ЭРОТИЧЕСКОЕ СОБЫТИЕ. ЭРОТЕМА

 В терминах структурной поэтики Ю.М. Лотмана, уточнившей многие понятия формализма, остранение – это «пересечение границы», то есть нарушение установленного обычая, обман ожидания. Следуя логике лотмановского подхода к искусству, можно предложить понятие эротемы как структурно-тематической единицы эроса. (Термин образован с тем же французским суффиксом -ем-, что и другие обозначения структурных единиц языка: лексема, морфема, фонема и пр.; а также: теорема, философема, мифологема… Если желание есть особый язык, о чем говорилось выше, то применение лингвистических способов терминообразования здесь уместно.)

Эротема – это эротическое событие, единица чувственного переживания и действия, то, из чего слагается динамика, «сюжет» эротических отношений.

Здесь можно воспользоваться известным лотмановским объяснением событийности художественного текста. «Событием в тексте является перемещение персонажа через границу семантического поля… Движение сюжета, событие – это пересечение той запрещающей границы, которую утверждает бессюжетная структура…. Сюжет – “революционный элемент” по отношению к “картине мира”»[1].

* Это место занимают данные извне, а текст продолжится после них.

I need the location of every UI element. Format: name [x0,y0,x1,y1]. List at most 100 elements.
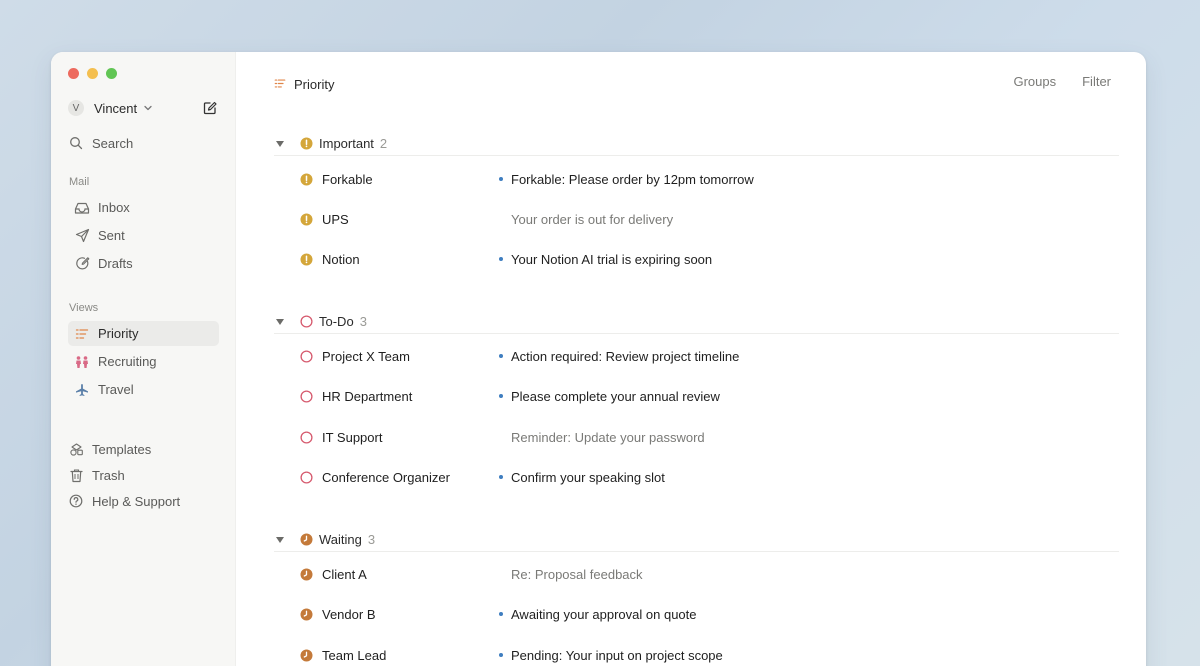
account-name: Vincent [94,100,138,116]
mail-row[interactable]: Notion Your Notion AI trial is expiring … [274,246,1119,272]
help-icon [68,493,84,509]
sidebar-item-label: Priority [98,326,139,341]
people-icon [74,354,90,370]
sidebar-item-recruiting[interactable]: Recruiting [68,349,219,374]
collapse-caret-icon[interactable] [274,534,286,546]
mail-subject: Your order is out for delivery [511,211,674,227]
clock-icon [299,567,313,581]
close-window-button[interactable] [68,68,79,79]
mail-row[interactable]: Forkable Forkable: Please order by 12pm … [274,166,1119,192]
unread-dot [499,177,503,181]
mail-row[interactable]: Vendor B Awaiting your approval on quote [274,601,1119,627]
todo-circle-icon [299,349,313,363]
mail-subject: Confirm your speaking slot [511,469,665,485]
todo-circle-icon [299,430,313,444]
drafts-icon [74,256,90,272]
mail-row[interactable]: UPS Your order is out for delivery [274,206,1119,232]
sidebar-item-label: Templates [92,441,152,457]
sidebar-item-sent[interactable]: Sent [68,223,219,248]
compose-icon[interactable] [202,100,218,116]
mail-row[interactable]: Conference Organizer Confirm your speaki… [274,464,1119,490]
group-header-waiting[interactable]: Waiting 3 [274,528,1119,552]
mail-sender: Forkable [322,171,373,187]
mail-sender: IT Support [322,429,383,445]
priority-list-icon [274,77,286,92]
unread-dot [499,257,503,261]
sidebar-item-templates[interactable]: Templates [68,438,151,460]
mail-subject: Your Notion AI trial is expiring soon [511,251,713,267]
group-header-todo[interactable]: To-Do 3 [274,310,1119,334]
mail-subject: Pending: Your input on project scope [511,647,723,663]
groups-button[interactable]: Groups [1013,74,1056,89]
unread-dot [499,653,503,657]
clock-icon [299,607,313,621]
mail-row[interactable]: HR Department Please complete your annua… [274,383,1119,409]
trash-icon [68,467,84,483]
account-switcher[interactable]: V Vincent [68,98,218,118]
mail-sender: Team Lead [322,647,387,663]
mail-row[interactable]: IT Support Reminder: Update your passwor… [274,424,1119,450]
sidebar-item-label: Sent [98,228,125,243]
collapse-caret-icon[interactable] [274,138,286,150]
mail-subject: Reminder: Update your password [511,429,705,445]
views-section-label: Views [69,302,99,314]
clock-icon [299,533,313,547]
sidebar-item-help[interactable]: Help & Support [68,490,180,512]
zoom-window-button[interactable] [106,68,117,79]
minimize-window-button[interactable] [87,68,98,79]
mail-section-label: Mail [69,176,90,188]
sidebar-item-trash[interactable]: Trash [68,464,125,486]
sidebar-item-label: Travel [98,382,134,397]
mail-row[interactable]: Project X Team Action required: Review p… [274,343,1119,369]
important-icon [299,172,313,186]
toolbar: Groups Filter [1013,74,1111,89]
sidebar-item-inbox[interactable]: Inbox [68,195,219,220]
mail-subject: Awaiting your approval on quote [511,606,697,622]
inbox-icon [74,200,90,216]
todo-circle-icon [299,470,313,484]
group-count: 3 [359,314,367,329]
mail-subject: Re: Proposal feedback [511,566,643,582]
app-window: V Vincent Search Mail Inbox Sent Drafts … [51,52,1146,666]
search-icon [68,135,84,151]
mail-sender: Project X Team [322,348,410,364]
important-icon [299,212,313,226]
sidebar-item-label: Trash [92,467,125,483]
filter-button[interactable]: Filter [1082,74,1111,89]
mail-sender: HR Department [322,388,413,404]
important-icon [299,137,313,151]
mail-subject: Action required: Review project timeline [511,348,740,364]
avatar: V [68,100,84,116]
sidebar-item-travel[interactable]: Travel [68,377,219,402]
group-name: Important [319,136,374,151]
sidebar-item-priority[interactable]: Priority [68,321,219,346]
sidebar-item-drafts[interactable]: Drafts [68,251,219,276]
mail-row[interactable]: Client A Re: Proposal feedback [274,561,1119,587]
page-title-label: Priority [294,77,335,92]
clock-icon [299,648,313,662]
chevron-down-icon [144,105,152,111]
sidebar: V Vincent Search Mail Inbox Sent Drafts … [51,52,236,666]
mail-row[interactable]: Team Lead Pending: Your input on project… [274,642,1119,666]
group-header-important[interactable]: Important 2 [274,132,1119,156]
search-button[interactable]: Search [68,132,133,154]
mail-sender: Vendor B [322,606,376,622]
unread-dot [499,475,503,479]
search-label: Search [92,135,134,151]
mail-subject: Forkable: Please order by 12pm tomorrow [511,171,754,187]
sidebar-item-label: Help & Support [92,493,181,509]
mail-subject: Please complete your annual review [511,388,720,404]
unread-dot [499,354,503,358]
mail-sender: Notion [322,251,360,267]
collapse-caret-icon[interactable] [274,316,286,328]
group-name: To-Do [319,314,354,329]
page-title: Priority [274,77,334,92]
main-pane: Priority Groups Filter Important 2 Forka… [236,52,1146,666]
group-name: Waiting [319,532,362,547]
mail-sender: Conference Organizer [322,469,450,485]
priority-list-icon [74,326,90,342]
group-count: 3 [367,532,376,547]
todo-circle-icon [299,389,313,403]
templates-icon [68,441,84,457]
airplane-icon [74,382,90,398]
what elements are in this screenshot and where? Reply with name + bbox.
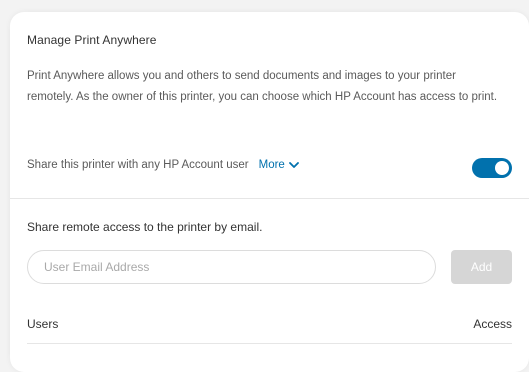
table-header-divider [27, 343, 512, 344]
add-button[interactable]: Add [451, 250, 512, 284]
user-email-input[interactable] [27, 250, 436, 284]
toggle-knob [495, 161, 509, 175]
more-link-label: More [258, 159, 285, 171]
access-column-header: Access [473, 317, 512, 331]
users-column-header: Users [27, 317, 59, 331]
more-link[interactable]: More [259, 159, 299, 171]
chevron-down-icon [288, 162, 299, 168]
print-anywhere-card: Manage Print Anywhere Print Anywhere all… [10, 12, 529, 372]
share-toggle[interactable] [472, 158, 512, 178]
section-divider [10, 198, 529, 199]
share-label: Share this printer with any HP Account u… [27, 159, 249, 171]
card-description: Print Anywhere allows you and others to … [27, 70, 498, 103]
email-section-heading: Share remote access to the printer by em… [27, 220, 263, 234]
card-title: Manage Print Anywhere [27, 33, 157, 47]
share-row: Share this printer with any HP Account u… [27, 154, 512, 176]
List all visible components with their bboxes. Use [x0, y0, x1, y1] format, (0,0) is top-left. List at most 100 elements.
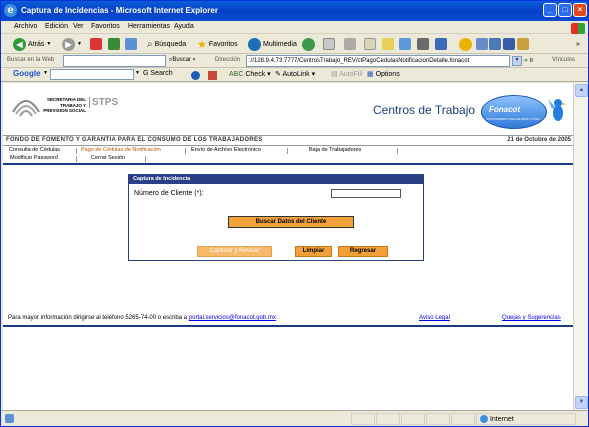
footer-email-link[interactable]: portal.servicios@fonacot.gob.mx	[189, 315, 276, 321]
tool-icon	[435, 38, 447, 50]
options-icon: ▦	[367, 71, 374, 78]
menu-favoritos[interactable]: Favoritos	[91, 23, 120, 30]
search-button[interactable]: ⌕ Búsqueda	[147, 37, 186, 51]
nav-consulta-cedulas[interactable]: Consulta de Cédulas	[9, 147, 60, 153]
nav-separator	[185, 148, 186, 154]
address-input[interactable]: ://128.9.4.73:7777/CentrosTrabajo_REV/ct…	[246, 55, 510, 67]
edit-button[interactable]	[364, 37, 376, 51]
menu-herramientas[interactable]: Herramientas	[128, 23, 170, 30]
stop-button[interactable]	[90, 37, 102, 51]
nav-separator	[145, 156, 146, 162]
nav-cerrar-sesion[interactable]: Cerrar Sesión	[91, 155, 125, 161]
ie-logo-icon: e	[4, 4, 17, 17]
menu-bar: Archivo Edición Ver Favoritos Herramient…	[1, 21, 588, 34]
mail-button[interactable]	[323, 37, 335, 51]
tool-button-7[interactable]	[517, 37, 529, 51]
scroll-up-icon[interactable]: ▲	[575, 84, 588, 97]
print-button[interactable]	[344, 37, 356, 51]
vertical-scrollbar[interactable]: ▲ ▼	[573, 83, 588, 410]
options-button[interactable]: ▦ Options	[367, 70, 400, 78]
address-label: Dirección	[215, 57, 241, 63]
address-dropdown[interactable]: ▼	[512, 56, 522, 66]
refresh-button[interactable]	[108, 37, 120, 51]
google-search-label: Search	[150, 70, 173, 77]
regresar-button[interactable]: Regresar	[338, 246, 388, 257]
menu-ayuda[interactable]: Ayuda	[174, 23, 194, 30]
messenger-button[interactable]	[399, 37, 411, 51]
autofill-icon: ▤	[331, 71, 338, 78]
aviso-legal-link[interactable]: Aviso Legal	[419, 315, 450, 321]
institution-bar: FONDO DE FOMENTO Y GARANTIA PARA EL CONS…	[3, 135, 573, 146]
tool-button-4[interactable]	[476, 37, 488, 51]
nav-modificar-password[interactable]: Modificar Password	[10, 155, 58, 161]
history-button[interactable]	[302, 37, 315, 51]
minimize-button[interactable]: _	[543, 3, 557, 17]
chevron-down-icon[interactable]: ▼	[43, 70, 48, 76]
autolink-button[interactable]: ✎ AutoLink ▾	[275, 70, 315, 78]
capturar-revisar-button[interactable]: Capturar y Revisar	[197, 246, 272, 257]
maximize-button[interactable]: □	[558, 3, 572, 17]
windows-logo-icon	[571, 23, 585, 34]
title-bar[interactable]: e Captura de Incidencias - Microsoft Int…	[1, 1, 588, 21]
home-button[interactable]	[125, 37, 137, 51]
nav-pago-cedulas[interactable]: Pago de Cédulas de Notificación	[81, 147, 161, 153]
numero-cliente-label: Número de Cliente (*):	[134, 190, 204, 197]
menu-ver[interactable]: Ver	[73, 23, 84, 30]
nav-envio-archivo[interactable]: Envío de Archivo Electrónico	[191, 147, 261, 153]
autofill-label: AutoFill	[339, 71, 363, 78]
autofill-button[interactable]: ▤ AutoFill	[331, 70, 363, 78]
search-web-button[interactable]: ⌕Buscar ▾	[169, 57, 195, 64]
numero-cliente-input[interactable]	[331, 189, 401, 198]
secretaria-line: PREVISION SOCIAL	[43, 108, 86, 113]
toolbar-overflow-icon[interactable]: »	[576, 37, 580, 51]
tool-icon	[503, 38, 515, 50]
autolink-icon: ✎	[275, 71, 281, 78]
forward-button[interactable]: ▶ ▼	[62, 37, 82, 51]
edit-icon	[364, 38, 376, 50]
nav-separator	[397, 148, 398, 154]
chevron-down-icon: ▼	[77, 41, 82, 47]
address-bar: Buscar en la Web ⌕Buscar ▾ Dirección ://…	[1, 54, 588, 68]
favorites-label: Favoritos	[208, 40, 238, 48]
back-label: Atrás	[28, 40, 45, 48]
chevron-down-icon[interactable]: ▼	[135, 70, 140, 76]
tool-button[interactable]	[417, 37, 429, 51]
tool-button-6[interactable]	[503, 37, 515, 51]
favorites-button[interactable]: ★ Favoritos	[197, 37, 238, 51]
menu-edicion[interactable]: Edición	[45, 23, 68, 30]
home-icon	[125, 38, 137, 50]
spellcheck-button[interactable]: ABC Check ▾	[229, 70, 271, 78]
footer-divider	[3, 325, 573, 327]
scroll-down-icon[interactable]: ▼	[575, 396, 588, 409]
limpiar-button[interactable]: Limpiar	[295, 246, 332, 257]
quejas-sugerencias-link[interactable]: Quejas y Sugerencias	[502, 315, 561, 321]
links-button[interactable]: Vínculos	[552, 57, 575, 63]
multimedia-button[interactable]: Multimedia	[248, 37, 297, 51]
tool-button-3[interactable]	[459, 37, 472, 51]
discuss-icon	[382, 38, 394, 50]
back-button[interactable]: ◀ Atrás ▼	[13, 37, 51, 51]
status-segment	[426, 413, 450, 425]
google-logo[interactable]: Google	[13, 69, 41, 78]
tool-button-2[interactable]	[435, 37, 447, 51]
go-button[interactable]: ➔ Ir	[523, 57, 533, 64]
tool-button-5[interactable]	[489, 37, 501, 51]
panel-title: Captura de Incidencia	[129, 175, 423, 184]
status-bar: Internet	[1, 410, 588, 426]
nav-separator	[76, 148, 77, 154]
mexico-eagle-seal-icon	[12, 100, 40, 117]
popup-blocker-icon[interactable]	[208, 71, 217, 80]
google-search-button[interactable]: G Search	[143, 70, 173, 77]
tool-icon	[417, 38, 429, 50]
nav-baja-trabajadores[interactable]: Baja de Trabajadores	[309, 147, 361, 153]
close-button[interactable]: ×	[573, 3, 587, 17]
discuss-button[interactable]	[382, 37, 394, 51]
search-web-input[interactable]	[63, 55, 166, 67]
status-segment	[376, 413, 400, 425]
stps-logo: STPS	[89, 97, 118, 108]
menu-archivo[interactable]: Archivo	[14, 23, 37, 30]
pagerank-icon[interactable]	[191, 71, 200, 80]
buscar-cliente-button[interactable]: Buscar Datos del Cliente	[228, 216, 354, 228]
google-search-input[interactable]	[50, 69, 134, 80]
autolink-label: AutoLink	[282, 71, 310, 78]
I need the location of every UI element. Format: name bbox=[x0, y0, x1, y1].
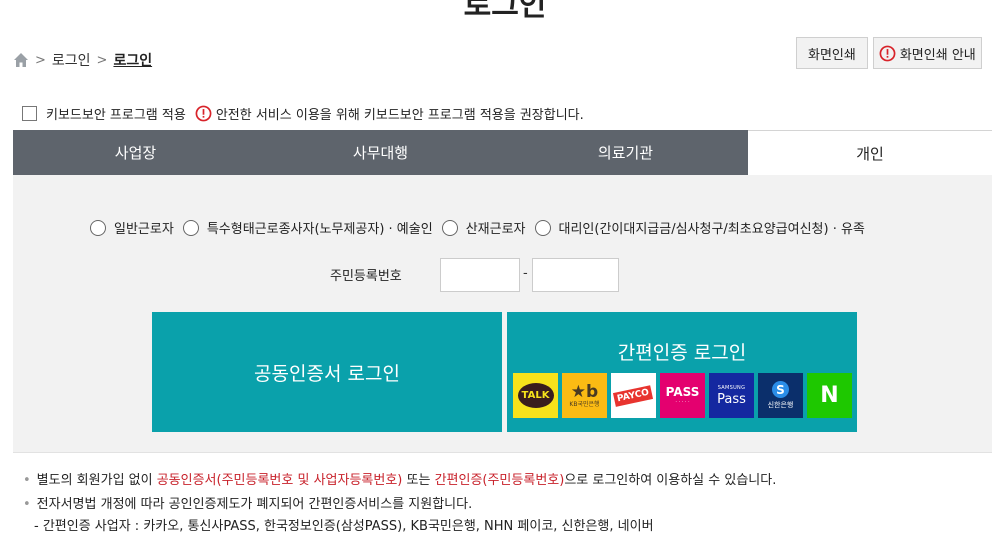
kb-star-icon: ★b bbox=[570, 381, 599, 402]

Эротема – это пересечение границы, которая в чувственной сфере определяется как открытое – закрытое, дозволенное – недозволенное, влекущее – отталкивающее, близкое – дальнее, разделение – касание. Эротема сама по себе не телесна, это знак отношения. Пересечением границы – и значит, эротическим событием – может быть прикосновение к руке, или оголение плеча, или смещение пальцев вдоль локтевого изгиба, – все зависит от того, какая граница определяет структуру отношений в данный момент времени.

Вот пример эротически насыщенного описания в рассказе «Галя Ганская» Бунина: здесь эротемы построены на смене осязательных и зрительных ощущений, а также на границе открытого и закрытого.

«Пошел по скользкому шелковому зеленоватому чулку вверх, до застежки на нем, до резинки, отстегнул ее, поцеловал теплое розовое тело начала бедра, потом опять в полуоткрытый ротик – стала чуть-чуть кусать мне губы…».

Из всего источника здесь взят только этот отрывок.